Юрий Нагибин - О любви
— Ерунды?.. Тогда подпишите эту ерунду.
— Кругом! — неуверенно сказал Хохлаков.
После Климов с удивлением думал: что его так заклинило? Сколько раз на войне он без звука подчинялся распоряжениям, столь же безответственным, но чреватым худшими последствиями. Там игра шла впрямую на человеческие жизни. Но он говорил: «Есть!» — и делал как приказано. И прошло какое-то время, прежде чем он понял, что в этот вечер он впервые почувствовал свою ответственность.

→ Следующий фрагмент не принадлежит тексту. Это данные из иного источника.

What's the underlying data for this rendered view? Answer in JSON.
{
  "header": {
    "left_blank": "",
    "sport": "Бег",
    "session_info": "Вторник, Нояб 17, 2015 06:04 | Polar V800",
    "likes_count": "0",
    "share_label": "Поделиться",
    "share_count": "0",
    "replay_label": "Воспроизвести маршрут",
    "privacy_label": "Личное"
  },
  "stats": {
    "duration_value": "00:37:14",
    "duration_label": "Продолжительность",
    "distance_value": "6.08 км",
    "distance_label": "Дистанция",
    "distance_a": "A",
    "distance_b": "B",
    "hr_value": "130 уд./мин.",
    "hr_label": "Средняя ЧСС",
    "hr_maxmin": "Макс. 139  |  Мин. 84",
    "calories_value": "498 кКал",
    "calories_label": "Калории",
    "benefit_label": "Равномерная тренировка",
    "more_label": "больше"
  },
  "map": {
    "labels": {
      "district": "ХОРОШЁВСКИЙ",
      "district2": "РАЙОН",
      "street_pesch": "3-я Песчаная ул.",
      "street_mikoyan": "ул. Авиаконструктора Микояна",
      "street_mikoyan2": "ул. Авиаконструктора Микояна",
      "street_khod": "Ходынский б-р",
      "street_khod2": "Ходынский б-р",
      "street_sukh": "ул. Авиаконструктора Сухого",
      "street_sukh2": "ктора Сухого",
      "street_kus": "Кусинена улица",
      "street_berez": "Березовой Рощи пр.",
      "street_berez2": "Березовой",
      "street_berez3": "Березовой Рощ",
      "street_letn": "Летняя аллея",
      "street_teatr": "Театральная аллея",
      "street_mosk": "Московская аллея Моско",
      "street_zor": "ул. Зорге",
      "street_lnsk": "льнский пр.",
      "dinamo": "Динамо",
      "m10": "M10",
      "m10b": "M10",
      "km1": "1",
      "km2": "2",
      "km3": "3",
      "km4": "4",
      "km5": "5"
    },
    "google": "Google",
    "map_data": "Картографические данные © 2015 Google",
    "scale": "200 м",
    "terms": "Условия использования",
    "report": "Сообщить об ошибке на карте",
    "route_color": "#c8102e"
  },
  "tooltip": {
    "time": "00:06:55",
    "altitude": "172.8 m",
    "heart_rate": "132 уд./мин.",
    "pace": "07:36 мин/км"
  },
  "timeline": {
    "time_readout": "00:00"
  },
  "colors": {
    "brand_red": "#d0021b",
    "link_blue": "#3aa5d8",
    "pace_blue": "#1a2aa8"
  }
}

— Я иду к дивизионному комиссару и скажу, что вы срываете оперативное задание.
— Он в это время отдыхает, — беспомощно сказал Хохлаков.
— Разбужу!
Хохлаков опустил голову: то, чего он смертельно боялся, подступило вплотную в образе этого настырного поганца. Шаронов тоже чокнутый, он может загнать на передовую. За что?.. За что?.. Он не сделал ничего плохого!.. Эту паршивую, никому не нужную листовку не подмахнул? Но ведь никто не предупредил его о ней. И все же поставить подпись на клочке серой волокнистой бумаги с несложным немецким текстом было для него так же невозможно, как подписать собственный приговор. Он с юности усвоил от родителей золотое правило: никогда ничего не подписывать.

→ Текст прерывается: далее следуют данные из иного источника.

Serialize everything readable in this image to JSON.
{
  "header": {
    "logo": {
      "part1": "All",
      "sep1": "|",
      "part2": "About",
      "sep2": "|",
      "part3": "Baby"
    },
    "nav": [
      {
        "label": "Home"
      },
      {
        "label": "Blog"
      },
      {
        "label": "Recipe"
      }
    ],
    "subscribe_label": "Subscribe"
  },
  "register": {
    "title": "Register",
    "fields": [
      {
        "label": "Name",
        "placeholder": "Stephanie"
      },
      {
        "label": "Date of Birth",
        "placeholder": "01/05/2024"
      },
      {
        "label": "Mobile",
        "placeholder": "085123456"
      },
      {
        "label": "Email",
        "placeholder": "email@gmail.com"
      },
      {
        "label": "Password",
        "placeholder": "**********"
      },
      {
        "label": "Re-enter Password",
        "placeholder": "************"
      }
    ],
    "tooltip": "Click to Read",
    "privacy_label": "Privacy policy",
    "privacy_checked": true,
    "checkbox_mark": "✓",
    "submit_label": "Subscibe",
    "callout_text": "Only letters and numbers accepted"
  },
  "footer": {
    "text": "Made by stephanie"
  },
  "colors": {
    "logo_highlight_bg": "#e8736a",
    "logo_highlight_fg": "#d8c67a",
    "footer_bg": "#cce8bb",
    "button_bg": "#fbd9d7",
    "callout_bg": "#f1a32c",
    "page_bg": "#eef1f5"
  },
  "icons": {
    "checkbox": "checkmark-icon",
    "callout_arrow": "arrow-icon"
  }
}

— Идите… — сказал он упавшим голосом.
Но Климову не пришлось будить начальника Политуправления. Нежданная помощь пришла в лице давешнего сострадательного инструктора. Растерзанный, неопрятный, осыпанный пеплом человек с безумным и добрым лицом случайно слышал конец их разговора и накинулся на Хохлакова:
— Ты с ума сошел? Большой дивизионный за такое голову снимет. Дайте сюда листовку, я сам подпишу. А тебя, Хохлаков, здесь не было, понятно? Ты в сортире сидел.
Он размашисто подмахнул листовку.
Было очень темно, тучи заволокли небо, но рельсы светились в темноте, ловя какое-то невидимое глазу небесное сияние, и Климов, хоть и спотыкался, все же довольно быстро одолевал финишную прямую. Просветлели новенькие шпалы, уложенные Марусей и ее товарками. Значит, это на самом деле существует: он, и Маруся, и эти девушки, и шпалы, и война, где могут убить?… Климов не заметил тогда, что изменил привычной формуле, вместо положенного «меня убьют» сказал: «могут убить», — он уже оставлял себе какой-то шанс…
Тонкий, но резкий, пронзительный звук за его спиной, напоминавший свист снаряда, заморозил лопатки. Миг он пребывал в неподвижности, затем прыгнул под откос. Со стороны Неболчей, со стороны фронта, надвигался загадочный синий свет, подобный таинственному свечению целебной лампы, вправленной в сгусток тьмы. Климов засмеялся — это был поезд. Тишина и пустынность протянувшихся через весь его день рельсов заставили забыть, что перед ним — действующая железная дорога. Поезд проплыл — громадный, медленный, темный, словно мертвый внутри. Это был пассажирский поезд, и самое невероятное — он шел в Москву…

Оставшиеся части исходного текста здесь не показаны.